Bolivie: le coronavirus joue les prolongations et l’endurcissement d’un gouvernement provisoire contesté

Depuis l’automne dernier, la Bolivie est en ébullition. La dernière élection présidentielle très décriée du 20 octobre 2019 a été suivie par de violentes émeutes et le départ forcé en exil d’Evo Morales, le chef de l’État socialiste sortant qui avait tenté en vain de se maintenir à la présidence après 13 ans au pouvoir. Comme le veut la Constitution, le vide institutionnel est rempli par un gouvernement provisoire. Cette équipe de droite, avec à sa tête la présidente par intérim Jeanine Añez, dirige d’une main de fer la Bolivie depuis six mois et est loin de faire l’unanimité dans un pays où la polarisation idéologique bat son plein. La crise politique aurait dû trouver son issue lors de nouvelles élections, présidentielle et législatives, prévues le 3 mai 2020. Mais le coronavirus en a décidé autrement.

Les deux premiers malades du Covid-19 sont dépistés en Bolivie, le 10 mars dernier. Le 21 mars, le Tribunal suprême électoral décide de reporter les scrutins sine die en raison de l’épidémie. La majorité des huit candidats à la présidence avaient appelé à ce report, faute de pouvoir mener campagne. En revanche, les deux favoris des sondages s’y étaient opposés : Luis Arce, candidat du Mouvement vers le Socialisme (MAS, le parti d’Evo Morales), et l’ex-président Carlos Mesa qui avait été le principal adversaire d’Evo Morales lors du scrutin d’octobre dernier.

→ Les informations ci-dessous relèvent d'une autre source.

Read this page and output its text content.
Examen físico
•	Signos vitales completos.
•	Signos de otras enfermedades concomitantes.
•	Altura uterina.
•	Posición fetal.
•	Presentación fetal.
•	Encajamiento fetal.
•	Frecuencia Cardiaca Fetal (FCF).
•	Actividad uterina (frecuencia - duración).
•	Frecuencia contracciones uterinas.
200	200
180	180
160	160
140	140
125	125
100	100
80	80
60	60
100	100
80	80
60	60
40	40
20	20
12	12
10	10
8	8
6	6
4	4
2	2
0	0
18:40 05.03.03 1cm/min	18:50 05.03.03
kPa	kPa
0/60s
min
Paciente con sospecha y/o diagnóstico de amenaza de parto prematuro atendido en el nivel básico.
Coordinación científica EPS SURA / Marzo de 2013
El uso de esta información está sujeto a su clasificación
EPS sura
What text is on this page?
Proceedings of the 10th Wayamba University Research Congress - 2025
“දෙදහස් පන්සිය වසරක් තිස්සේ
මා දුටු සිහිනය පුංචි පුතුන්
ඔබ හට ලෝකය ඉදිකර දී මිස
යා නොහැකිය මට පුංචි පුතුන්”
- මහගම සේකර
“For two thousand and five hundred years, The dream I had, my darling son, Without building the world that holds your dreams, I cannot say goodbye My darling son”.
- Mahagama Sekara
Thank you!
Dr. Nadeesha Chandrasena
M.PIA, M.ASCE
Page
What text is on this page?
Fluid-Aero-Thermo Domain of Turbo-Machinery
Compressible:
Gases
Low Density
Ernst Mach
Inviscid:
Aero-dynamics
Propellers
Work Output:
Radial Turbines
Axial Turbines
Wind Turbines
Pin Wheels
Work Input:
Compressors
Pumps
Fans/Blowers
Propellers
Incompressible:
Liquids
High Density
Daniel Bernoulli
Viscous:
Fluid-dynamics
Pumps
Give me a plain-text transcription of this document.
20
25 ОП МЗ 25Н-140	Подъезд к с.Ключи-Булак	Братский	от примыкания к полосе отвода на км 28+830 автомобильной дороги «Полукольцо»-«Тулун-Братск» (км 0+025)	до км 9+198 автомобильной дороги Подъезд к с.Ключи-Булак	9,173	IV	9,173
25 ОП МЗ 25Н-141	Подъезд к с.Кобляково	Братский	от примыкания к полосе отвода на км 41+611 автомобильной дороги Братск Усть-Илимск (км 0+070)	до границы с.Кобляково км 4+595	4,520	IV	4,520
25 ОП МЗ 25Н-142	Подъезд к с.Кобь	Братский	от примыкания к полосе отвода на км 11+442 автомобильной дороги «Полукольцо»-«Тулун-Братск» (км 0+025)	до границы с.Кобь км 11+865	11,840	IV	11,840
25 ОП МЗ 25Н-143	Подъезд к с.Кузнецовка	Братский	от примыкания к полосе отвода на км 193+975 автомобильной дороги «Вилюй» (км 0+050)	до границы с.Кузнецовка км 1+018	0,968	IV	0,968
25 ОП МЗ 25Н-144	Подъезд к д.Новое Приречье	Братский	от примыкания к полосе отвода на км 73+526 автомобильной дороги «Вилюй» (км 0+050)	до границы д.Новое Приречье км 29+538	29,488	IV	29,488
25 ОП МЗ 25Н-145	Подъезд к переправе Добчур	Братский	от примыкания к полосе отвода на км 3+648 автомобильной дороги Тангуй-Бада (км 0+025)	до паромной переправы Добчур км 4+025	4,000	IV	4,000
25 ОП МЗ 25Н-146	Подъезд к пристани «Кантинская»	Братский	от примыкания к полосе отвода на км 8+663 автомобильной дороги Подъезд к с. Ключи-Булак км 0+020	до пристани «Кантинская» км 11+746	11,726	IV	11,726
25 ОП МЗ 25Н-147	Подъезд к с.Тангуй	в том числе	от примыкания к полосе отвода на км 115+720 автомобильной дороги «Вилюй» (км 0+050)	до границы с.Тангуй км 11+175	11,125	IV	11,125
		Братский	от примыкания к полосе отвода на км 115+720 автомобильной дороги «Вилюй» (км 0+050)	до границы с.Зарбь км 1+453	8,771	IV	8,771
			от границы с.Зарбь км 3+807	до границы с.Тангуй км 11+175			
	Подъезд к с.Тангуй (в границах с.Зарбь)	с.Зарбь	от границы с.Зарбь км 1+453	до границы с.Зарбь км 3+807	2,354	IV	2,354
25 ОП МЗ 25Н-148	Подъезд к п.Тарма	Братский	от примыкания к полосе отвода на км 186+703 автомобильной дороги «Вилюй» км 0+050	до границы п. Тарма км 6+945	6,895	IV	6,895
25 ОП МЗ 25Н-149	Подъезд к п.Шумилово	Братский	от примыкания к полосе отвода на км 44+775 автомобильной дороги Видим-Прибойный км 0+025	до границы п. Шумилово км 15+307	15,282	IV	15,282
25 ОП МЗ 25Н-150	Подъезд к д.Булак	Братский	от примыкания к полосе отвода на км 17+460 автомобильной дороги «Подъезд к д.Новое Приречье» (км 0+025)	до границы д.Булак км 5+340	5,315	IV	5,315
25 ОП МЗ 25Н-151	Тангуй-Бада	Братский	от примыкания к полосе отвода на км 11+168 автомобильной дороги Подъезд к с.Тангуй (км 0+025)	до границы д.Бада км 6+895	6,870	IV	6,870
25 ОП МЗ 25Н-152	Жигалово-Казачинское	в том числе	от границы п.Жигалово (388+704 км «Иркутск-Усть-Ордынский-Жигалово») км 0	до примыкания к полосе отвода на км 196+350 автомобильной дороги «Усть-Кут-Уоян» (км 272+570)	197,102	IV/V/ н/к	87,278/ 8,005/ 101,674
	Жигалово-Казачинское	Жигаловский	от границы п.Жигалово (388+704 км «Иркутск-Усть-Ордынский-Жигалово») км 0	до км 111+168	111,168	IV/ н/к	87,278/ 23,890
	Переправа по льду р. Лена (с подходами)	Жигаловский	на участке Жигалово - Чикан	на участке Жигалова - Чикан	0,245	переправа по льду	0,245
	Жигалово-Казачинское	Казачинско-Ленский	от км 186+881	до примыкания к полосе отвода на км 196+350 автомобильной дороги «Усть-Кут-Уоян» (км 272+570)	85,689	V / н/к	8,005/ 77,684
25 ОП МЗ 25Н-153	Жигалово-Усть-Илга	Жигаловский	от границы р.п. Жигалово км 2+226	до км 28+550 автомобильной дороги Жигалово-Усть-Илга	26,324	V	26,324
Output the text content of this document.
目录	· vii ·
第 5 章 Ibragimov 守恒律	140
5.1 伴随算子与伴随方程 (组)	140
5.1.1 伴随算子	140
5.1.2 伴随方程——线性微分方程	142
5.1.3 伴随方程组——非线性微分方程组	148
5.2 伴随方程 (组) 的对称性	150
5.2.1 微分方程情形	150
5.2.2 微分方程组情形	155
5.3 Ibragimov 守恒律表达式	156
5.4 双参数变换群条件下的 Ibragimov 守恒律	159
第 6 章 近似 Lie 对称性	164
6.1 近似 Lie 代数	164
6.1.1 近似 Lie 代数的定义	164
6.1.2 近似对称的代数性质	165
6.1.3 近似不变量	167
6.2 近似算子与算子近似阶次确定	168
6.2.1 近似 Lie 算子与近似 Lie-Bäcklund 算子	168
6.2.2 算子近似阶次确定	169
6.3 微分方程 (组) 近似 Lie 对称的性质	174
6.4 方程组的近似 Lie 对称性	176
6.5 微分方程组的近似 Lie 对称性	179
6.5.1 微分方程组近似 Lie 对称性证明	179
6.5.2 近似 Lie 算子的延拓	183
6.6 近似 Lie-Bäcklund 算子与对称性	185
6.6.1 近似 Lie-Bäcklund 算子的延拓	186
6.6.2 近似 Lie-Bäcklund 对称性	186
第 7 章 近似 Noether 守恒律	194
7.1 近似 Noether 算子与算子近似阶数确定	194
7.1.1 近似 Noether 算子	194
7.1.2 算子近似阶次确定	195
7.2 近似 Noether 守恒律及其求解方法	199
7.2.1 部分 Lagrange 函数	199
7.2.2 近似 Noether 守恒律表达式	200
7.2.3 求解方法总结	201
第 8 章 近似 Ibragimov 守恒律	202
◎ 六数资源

Quatre jours après l’annonce de l’institution électorale, la présidente par intérim décrète l’état d’urgence sanitaire. Jeanine Añez est elle-même candidate à l’élection présidentielle mais ne se trouve jusqu’à présent qu’en troisième place des intentions de vote. Le document signé par la chef de l’État stipule un confinement très strict de la population (seule une personne par famille a le droit de sortir chaque jour), la fermeture des frontières et le déploiement de l’armée et de la police. Mais ce n’est pas tout : afin d’enrayer l’épidémie du Covid-19, les personnes qui « désinforment ou créent de l’incertitude au sein de la population » seront désormais « passibles de poursuites pénales pour délits contre la santé publique », avec des peines de un à dix ans de prison.

À partir de l’entrée en vigueur de l’état d’urgence sanitaire en Bolivie, le 26 mars, le gouvernement de droite par intérim met 67 personnes en examen. Fin avril, 37 d’entre elles sont déjà condamnées, alerte Amnesty International. Toutes ont critiqué la gestion de la crise sanitaire par les autorités provisoires. « Sous prétexte de lutter contre le Covid-19, le décret de Jeanine Añez présente un sérieux revers pour la liberté d’expression en Bolivie », fustige de son côté l’organisation Human Rights Watch. Le 12 avril, la Commission interaméricaine des droits de l’homme demande même au gouvernement intérimaire de retirer le texte.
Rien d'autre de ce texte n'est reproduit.